Two weeks after reports emerged of the group registering company names in multiple cricket-playing nations, the conglomerate has confirmed its plans of the rival league.
Himanshu Mody, Essel's head of finance and strategy, explained the format of the league and said that it could be more than a year before the league came into existence.
“The format for what we are building will be the T20 format, home and away games, across 10-12 cities,” he said. “We are not looking at a short time frame. It could be a year away or even a little more.”
“We got players even from Pakistan”
The ICL had tanked after the BCCI started the IPL, but Mody said that they are better prepared for similar opposition from the Indian cricket governing body.

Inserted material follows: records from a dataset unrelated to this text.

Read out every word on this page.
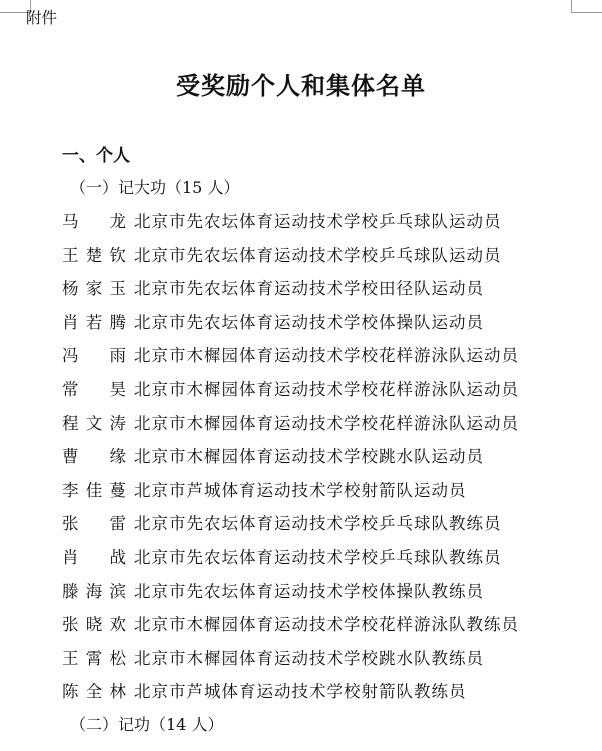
附件
受奖励个人和集体名单
一、个人
（一）记大功（15 人）
马 龙 北京市先农坛体育运动技术学校乒乓球队运动员
王 楚 钦 北京市先农坛体育运动技术学校乒乓球队运动员
杨 家 玉 北京市先农坛体育运动技术学校田径队运动员
肖 若 腾 北京市先农坛体育运动技术学校体操队运动员
冯 雨 北京市木樨园体育运动技术学校花样游泳队运动员
常 昊 北京市木樨园体育运动技术学校花样游泳队运动员
程 文 涛 北京市木樨园体育运动技术学校花样游泳队运动员
曹 缘 北京市木樨园体育运动技术学校跳水队运动员
李 佳 蔓 北京市芦城体育运动技术学校射箭队运动员
张 雷 北京市先农坛体育运动技术学校乒乓球队教练员
肖 战 北京市先农坛体育运动技术学校乒乓球队教练员
滕 海 滨 北京市先农坛体育运动技术学校体操队教练员
张 晓 欢 北京市木樨园体育运动技术学校花样游泳队教练员
王 霄 松 北京市木樨园体育运动技术学校跳水队教练员
陈 全 林 北京市芦城体育运动技术学校射箭队教练员
（二）记功（14 人）
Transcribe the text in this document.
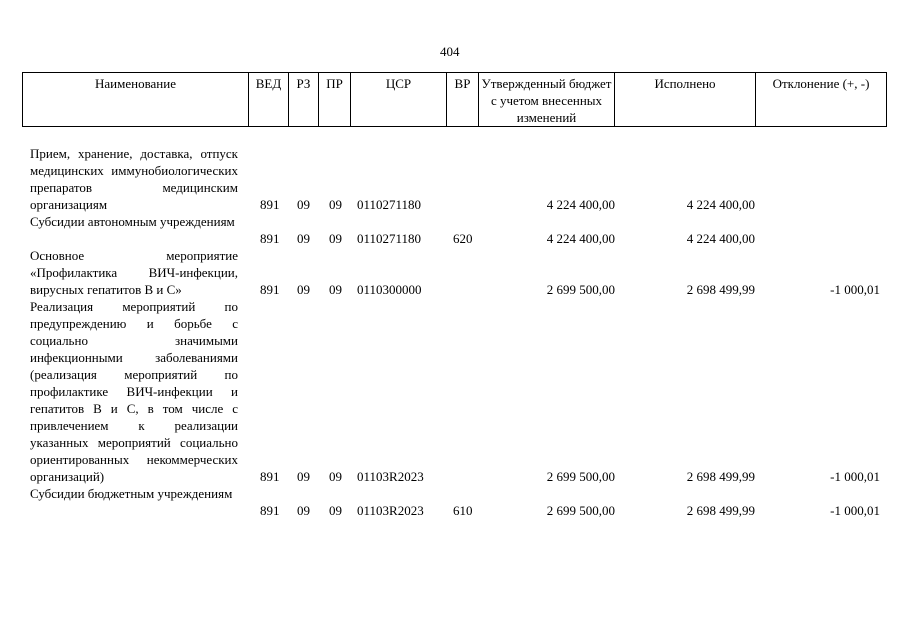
404
Наименование	ВЕД	РЗ	ПР	ЦСР	ВР	Утвержденный бюджет с учетом внесенных изменений	Исполнено	Отклонение (+, -)
Прием, хранение, доставка, отпуск медицинских иммунобиологических препаратов медицинским организациям	891 09 09 0110271180	4 224 400,00	4 224 400,00
Субсидии автономным учреждениям
891 09 09 0110271180 620	4 224 400,00	4 224 400,00
Основное мероприятие «Профилактика ВИЧ-инфекции, вирусных гепатитов В и С»	891 09 09 0110300000	2 699 500,00	2 698 499,99	-1 000,01
Реализация мероприятий по предупреждению и борьбе с социально значимыми инфекционными заболеваниями (реализация мероприятий по профилактике ВИЧ-инфекции и гепатитов В и С, в том числе с привлечением к реализации указанных мероприятий социально ориентированных некоммерческих организаций)	891 09 09 01103R2023	2 699 500,00	2 698 499,99	-1 000,01
Субсидии бюджетным учреждениям
891 09 09 01103R2023 610	2 699 500,00	2 698 499,99	-1 000,01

“We know the timing is right, but we are equally aware of the pitfalls where BCCI can hit us and are much wiser today. Besides the right time, the two main ingredients are players and grounds. We had four grounds in India during ICL and players.” Mody added.
The thing that would set this league apart from the IPL would be the presence of Pakistani players, who are not allowed to take part in the ongoing cash-rich T20 tournament.
“We got players even from Pakistan, so I do not see both as a problem at all. On the grounds front, during ICL, we fell short with just four grounds in four cities. Also, we learned we needed eight to 10 teams. So, this time round, we will have to ensure we have more grounds,” Mody reaffirmed.
Clarke, Warner offered contracts
Knowing that the players may not trust the Essel Group because of their failure to pay the players for their participation in the ICL, Chandra mentioned the possibility of the cricketers being given bank guarantees to gain their trust.
The broadcasting should not be an issue as Chandra also owns Zee and its subsidiary Ten Sports, who are still reeling over the BCCI’s decision of not giving them rights to telecast cricket in India.
Leading players like Michael Clarke and David Warner have already been approached over the possibility of playing in the league. Reports indicate that the Australian duo have been offered up to $50 million for a multi-year deal in order to entice them into joining the rebel league.